At first, I assumed he'd found him in a neighbor's yard and brought him back, but this afternoon's re-enactment places him by PennyVann. The officer thought he may have been laying under the vehicle, but he wasn't dirty. I know I looked under that van. I know I looked along the side. I just don't know.
And at one point I almost asked the officer if I should leave to take the girls to school so that they'd be out of the way if this became a longer ordeal. Which would have rendered him either found or flattened as I left the driveway.
The thing that gets to me is that Charlie was perfectly still and silent for almost an hour. I would never have thought that possible. When we called his name, he did not say anything. He was too angry at the terrible mother who was taking him from a Lego Place to a non-Lego Place.
I tell you, it's been a week. This was the biggest of five big things Charlie did that were completely out of his character. Each time, his response was always 'I didn't know I wasn't supposed to' or 'but I didn't want to do' whatever it was he was supposed to be doing. He knew. He completely knew. And yet, he still did.

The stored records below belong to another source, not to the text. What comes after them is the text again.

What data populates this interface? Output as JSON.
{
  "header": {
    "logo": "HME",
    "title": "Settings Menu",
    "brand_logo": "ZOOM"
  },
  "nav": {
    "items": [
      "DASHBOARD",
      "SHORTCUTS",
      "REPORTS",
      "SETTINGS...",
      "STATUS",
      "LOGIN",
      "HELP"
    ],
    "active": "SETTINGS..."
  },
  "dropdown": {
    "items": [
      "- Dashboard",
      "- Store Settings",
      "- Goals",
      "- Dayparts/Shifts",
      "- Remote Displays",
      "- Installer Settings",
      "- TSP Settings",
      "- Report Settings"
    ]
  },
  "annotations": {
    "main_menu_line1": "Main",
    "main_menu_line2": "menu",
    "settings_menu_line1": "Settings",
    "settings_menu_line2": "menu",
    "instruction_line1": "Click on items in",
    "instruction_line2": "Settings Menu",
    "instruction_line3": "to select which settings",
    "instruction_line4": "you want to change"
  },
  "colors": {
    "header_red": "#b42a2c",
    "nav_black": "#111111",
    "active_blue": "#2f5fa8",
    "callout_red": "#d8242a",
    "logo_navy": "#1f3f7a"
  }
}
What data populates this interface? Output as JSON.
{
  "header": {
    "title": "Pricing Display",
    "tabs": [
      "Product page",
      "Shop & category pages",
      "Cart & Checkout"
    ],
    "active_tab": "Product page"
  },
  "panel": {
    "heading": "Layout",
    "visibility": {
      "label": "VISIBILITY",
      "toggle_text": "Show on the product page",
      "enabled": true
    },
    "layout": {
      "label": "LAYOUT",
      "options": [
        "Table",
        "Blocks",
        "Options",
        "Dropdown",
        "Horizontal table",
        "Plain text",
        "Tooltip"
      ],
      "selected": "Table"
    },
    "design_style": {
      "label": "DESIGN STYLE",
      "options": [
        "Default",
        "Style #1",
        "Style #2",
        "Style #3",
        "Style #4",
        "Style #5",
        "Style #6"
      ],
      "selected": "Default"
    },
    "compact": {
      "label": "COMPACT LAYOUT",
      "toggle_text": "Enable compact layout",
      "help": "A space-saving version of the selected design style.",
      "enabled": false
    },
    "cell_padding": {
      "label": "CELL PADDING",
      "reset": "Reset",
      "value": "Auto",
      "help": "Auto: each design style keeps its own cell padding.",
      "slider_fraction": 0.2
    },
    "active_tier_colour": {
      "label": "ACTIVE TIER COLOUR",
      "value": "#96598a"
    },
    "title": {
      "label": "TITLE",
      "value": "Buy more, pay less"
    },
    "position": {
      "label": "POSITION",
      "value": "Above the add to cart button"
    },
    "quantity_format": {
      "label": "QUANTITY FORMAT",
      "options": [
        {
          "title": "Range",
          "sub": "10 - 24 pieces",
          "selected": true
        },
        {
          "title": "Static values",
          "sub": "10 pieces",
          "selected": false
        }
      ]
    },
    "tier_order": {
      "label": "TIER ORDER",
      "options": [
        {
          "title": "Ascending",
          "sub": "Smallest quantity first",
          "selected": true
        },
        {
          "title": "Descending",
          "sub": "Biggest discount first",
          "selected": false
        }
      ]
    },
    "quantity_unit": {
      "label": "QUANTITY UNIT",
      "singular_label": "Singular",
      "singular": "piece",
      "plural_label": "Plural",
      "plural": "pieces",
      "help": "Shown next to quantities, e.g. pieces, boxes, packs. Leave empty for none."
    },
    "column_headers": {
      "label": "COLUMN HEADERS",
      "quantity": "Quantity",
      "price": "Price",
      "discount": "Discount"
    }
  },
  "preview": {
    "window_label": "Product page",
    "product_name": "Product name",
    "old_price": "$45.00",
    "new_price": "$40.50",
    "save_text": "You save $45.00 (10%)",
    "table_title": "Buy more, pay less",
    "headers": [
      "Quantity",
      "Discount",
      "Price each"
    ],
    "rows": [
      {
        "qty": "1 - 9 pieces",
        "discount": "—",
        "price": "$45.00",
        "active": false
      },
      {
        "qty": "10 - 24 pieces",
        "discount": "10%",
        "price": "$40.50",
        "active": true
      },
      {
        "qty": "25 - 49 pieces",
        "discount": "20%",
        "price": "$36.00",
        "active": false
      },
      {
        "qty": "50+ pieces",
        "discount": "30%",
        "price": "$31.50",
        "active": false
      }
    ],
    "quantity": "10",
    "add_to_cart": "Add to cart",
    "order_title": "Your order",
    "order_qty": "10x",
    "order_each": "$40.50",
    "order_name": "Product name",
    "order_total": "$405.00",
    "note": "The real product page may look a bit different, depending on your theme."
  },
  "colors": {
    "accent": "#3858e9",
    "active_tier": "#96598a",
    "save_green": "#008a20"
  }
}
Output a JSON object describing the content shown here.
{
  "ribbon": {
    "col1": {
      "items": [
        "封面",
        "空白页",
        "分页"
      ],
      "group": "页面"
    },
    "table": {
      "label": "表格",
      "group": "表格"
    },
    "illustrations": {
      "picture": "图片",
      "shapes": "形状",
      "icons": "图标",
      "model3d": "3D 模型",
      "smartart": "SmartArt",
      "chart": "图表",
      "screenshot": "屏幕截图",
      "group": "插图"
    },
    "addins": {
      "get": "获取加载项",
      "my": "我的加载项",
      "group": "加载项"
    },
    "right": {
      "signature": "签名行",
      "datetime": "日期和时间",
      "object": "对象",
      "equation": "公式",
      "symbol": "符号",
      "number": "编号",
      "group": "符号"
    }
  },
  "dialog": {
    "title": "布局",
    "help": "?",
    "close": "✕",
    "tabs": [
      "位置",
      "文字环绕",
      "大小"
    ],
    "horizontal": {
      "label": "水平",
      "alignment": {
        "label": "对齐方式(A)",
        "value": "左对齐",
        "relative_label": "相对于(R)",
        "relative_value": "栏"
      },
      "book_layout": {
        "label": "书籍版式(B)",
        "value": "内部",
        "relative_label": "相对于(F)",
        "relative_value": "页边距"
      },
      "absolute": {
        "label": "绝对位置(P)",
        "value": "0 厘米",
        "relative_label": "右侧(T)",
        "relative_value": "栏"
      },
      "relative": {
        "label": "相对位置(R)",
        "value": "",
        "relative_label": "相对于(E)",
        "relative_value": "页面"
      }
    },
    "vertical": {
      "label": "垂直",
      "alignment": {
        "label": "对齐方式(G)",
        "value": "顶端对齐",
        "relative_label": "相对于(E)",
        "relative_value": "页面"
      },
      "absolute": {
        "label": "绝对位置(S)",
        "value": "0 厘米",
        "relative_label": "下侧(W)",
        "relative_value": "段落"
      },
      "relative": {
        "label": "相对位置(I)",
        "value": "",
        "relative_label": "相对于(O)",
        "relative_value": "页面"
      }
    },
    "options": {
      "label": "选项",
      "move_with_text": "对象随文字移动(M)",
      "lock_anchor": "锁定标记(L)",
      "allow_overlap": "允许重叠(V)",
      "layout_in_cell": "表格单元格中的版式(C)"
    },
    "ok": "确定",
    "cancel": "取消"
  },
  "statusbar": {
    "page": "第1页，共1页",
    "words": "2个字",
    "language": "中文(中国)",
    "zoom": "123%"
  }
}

And all I could think was that I'd already been to one child's funeral this week. A friend from childhood lost her fourteen-year-old to juvenile diabetes. I kept looping through the thought that I can't go through what Marlo is going through. I just can't.
Because I just knew he'd rekindled his three-year-old fondness for standing in the middle of the street and that, in the black pre-dawn, this time they wouldn't stop.
Fortunately, later in the day, the car backing up in the Target parking lot heard my hawk-like screech and stopped as Melody jumped out of the way. And, even more fortunately, no attempt was made on Dixie's life.
Oh, what a day.
3 comments:
Whoa, I think you need more hugs than I can give you virtually! <3
Huge hugs, Gretchen.
Hugs and kisses for all.
Stay home and rest up as much as you can.